When you read the news, too often you find distorted and misleading accounts of the facts. It’s not “fake news” in the sense of deliberate fabrication, but the result of writers not understanding the issue, wanting to make it more exciting, or repeating errors which others have made for the first two reasons. I’ve been guilty of repeating erroneous reporting myself,
A video by Aron Ra shows how this works in reporting on paleobiology. He talks about an article that claims 800,000 year old DNA from Homo antecessor has been found.
The source was a respectable one, and its claims weren’t obviously impossible. He found multiple articles on the Web making similar claims, but only one of them provided a link to the original article in Nature.
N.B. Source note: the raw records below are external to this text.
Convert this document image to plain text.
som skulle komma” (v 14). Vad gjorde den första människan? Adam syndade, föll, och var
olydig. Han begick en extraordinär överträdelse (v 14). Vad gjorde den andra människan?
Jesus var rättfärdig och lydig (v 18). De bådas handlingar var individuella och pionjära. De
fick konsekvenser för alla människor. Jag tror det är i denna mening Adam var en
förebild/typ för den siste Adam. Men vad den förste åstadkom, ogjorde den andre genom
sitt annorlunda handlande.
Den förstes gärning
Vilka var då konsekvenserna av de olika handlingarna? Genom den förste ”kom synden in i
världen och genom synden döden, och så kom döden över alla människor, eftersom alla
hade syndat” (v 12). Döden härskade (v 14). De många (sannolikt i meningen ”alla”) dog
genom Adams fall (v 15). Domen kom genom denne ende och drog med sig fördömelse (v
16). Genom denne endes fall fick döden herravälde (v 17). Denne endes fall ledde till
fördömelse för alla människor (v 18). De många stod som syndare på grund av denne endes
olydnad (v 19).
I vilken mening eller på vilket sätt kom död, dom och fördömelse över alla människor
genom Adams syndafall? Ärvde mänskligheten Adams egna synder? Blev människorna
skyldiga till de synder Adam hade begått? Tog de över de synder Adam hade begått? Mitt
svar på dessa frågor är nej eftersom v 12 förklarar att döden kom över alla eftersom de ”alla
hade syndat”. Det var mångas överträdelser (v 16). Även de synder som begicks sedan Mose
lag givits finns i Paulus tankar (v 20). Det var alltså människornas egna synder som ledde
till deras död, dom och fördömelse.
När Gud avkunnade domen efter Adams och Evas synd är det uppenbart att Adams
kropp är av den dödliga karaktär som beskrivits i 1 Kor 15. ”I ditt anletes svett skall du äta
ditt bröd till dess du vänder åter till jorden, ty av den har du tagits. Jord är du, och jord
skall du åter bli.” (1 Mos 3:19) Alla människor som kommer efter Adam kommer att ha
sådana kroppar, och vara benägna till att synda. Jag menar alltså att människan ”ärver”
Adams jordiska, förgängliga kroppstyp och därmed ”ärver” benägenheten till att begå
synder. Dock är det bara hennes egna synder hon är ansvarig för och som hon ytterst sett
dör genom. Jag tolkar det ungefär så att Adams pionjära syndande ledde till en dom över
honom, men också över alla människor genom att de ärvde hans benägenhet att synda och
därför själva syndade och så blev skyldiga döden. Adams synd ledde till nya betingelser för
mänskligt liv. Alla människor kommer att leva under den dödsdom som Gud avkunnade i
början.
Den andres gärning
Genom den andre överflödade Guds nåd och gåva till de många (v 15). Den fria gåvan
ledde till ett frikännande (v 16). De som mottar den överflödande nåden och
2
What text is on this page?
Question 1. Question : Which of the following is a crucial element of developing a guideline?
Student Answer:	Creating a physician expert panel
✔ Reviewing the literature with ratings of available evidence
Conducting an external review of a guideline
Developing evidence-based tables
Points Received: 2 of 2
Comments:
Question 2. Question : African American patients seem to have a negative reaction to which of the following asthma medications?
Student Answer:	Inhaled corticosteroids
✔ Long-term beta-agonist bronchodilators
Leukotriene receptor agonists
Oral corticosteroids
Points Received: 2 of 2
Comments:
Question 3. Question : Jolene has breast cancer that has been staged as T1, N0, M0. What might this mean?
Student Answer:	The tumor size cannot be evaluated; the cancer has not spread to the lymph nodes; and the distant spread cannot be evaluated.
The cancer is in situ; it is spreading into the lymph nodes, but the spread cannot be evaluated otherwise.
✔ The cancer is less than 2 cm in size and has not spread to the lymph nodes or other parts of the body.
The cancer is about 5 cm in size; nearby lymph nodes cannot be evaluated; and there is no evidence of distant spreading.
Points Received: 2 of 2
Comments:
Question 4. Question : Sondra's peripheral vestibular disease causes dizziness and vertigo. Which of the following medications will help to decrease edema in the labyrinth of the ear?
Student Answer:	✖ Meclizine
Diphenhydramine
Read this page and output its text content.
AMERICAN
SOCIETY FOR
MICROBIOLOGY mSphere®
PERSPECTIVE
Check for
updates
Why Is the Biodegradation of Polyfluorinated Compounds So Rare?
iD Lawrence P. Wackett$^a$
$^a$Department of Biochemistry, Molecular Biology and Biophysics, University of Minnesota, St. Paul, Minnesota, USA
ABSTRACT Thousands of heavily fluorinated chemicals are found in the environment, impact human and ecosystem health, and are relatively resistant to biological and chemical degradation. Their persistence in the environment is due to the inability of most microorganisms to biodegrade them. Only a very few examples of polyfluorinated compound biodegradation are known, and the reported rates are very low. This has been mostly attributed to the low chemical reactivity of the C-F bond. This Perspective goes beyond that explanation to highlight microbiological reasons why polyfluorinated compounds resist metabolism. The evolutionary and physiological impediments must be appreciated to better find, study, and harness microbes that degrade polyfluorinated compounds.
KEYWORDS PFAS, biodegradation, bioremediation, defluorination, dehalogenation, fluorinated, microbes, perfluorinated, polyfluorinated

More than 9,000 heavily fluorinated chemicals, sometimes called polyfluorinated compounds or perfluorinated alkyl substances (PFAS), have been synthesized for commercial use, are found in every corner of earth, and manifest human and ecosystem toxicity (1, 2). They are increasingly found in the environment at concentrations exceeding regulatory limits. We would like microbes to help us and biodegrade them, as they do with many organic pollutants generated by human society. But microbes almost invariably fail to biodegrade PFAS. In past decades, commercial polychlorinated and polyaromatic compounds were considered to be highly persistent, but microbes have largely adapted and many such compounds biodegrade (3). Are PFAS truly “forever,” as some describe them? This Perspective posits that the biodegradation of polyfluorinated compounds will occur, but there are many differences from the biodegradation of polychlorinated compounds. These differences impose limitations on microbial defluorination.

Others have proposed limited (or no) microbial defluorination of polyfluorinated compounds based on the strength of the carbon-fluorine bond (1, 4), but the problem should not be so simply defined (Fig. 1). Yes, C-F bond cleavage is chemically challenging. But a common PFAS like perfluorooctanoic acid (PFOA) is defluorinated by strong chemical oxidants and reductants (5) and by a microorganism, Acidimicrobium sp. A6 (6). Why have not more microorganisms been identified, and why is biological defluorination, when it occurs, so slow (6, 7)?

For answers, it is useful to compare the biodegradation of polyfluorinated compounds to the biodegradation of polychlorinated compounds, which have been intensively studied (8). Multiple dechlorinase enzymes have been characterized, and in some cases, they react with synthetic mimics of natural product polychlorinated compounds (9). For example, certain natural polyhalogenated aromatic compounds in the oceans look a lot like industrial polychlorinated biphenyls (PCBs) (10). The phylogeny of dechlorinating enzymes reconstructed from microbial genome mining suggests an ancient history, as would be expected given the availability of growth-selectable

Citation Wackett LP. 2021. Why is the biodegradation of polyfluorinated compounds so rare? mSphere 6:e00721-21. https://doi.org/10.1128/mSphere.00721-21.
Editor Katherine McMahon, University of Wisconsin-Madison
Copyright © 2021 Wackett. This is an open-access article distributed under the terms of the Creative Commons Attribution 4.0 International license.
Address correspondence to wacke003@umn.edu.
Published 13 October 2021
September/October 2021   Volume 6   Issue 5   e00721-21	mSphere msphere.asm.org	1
That article makes no claims about finding DNA; what was found was dental enamel containing identifiable proteins. That’s newsworthy enough to scientists, but not the same thing. Nonetheless, the report of hominid DNA four-fifths of a million years old even made it into the New York Times. (I hope I’ve got it right on whether that species is a hominid or a hominin. I think any member of the genus Homo is both.)
Ra says, “They were comparing dental enamel proteomes. What reporter is even going to know what that means?” He checked with some experts to confirm that proteomes aren’t genetic material. “They’re more like a genetic by-product.” Aside from the esoteric nature of the discovery, why did so many sources get it wrong in the same way? One reason is that “editors want to embellish everything to make it sound more interesting. Don’t ever do that.”
It’s good advice, but sometimes we get it wrong anyway. Reporting involves writing about things you aren’t an expert on. Sometimes you have to rely one another person’s explanation. But we should try to avoid making errors just to juice up our stories, and we should let our readers know when we discover our errors.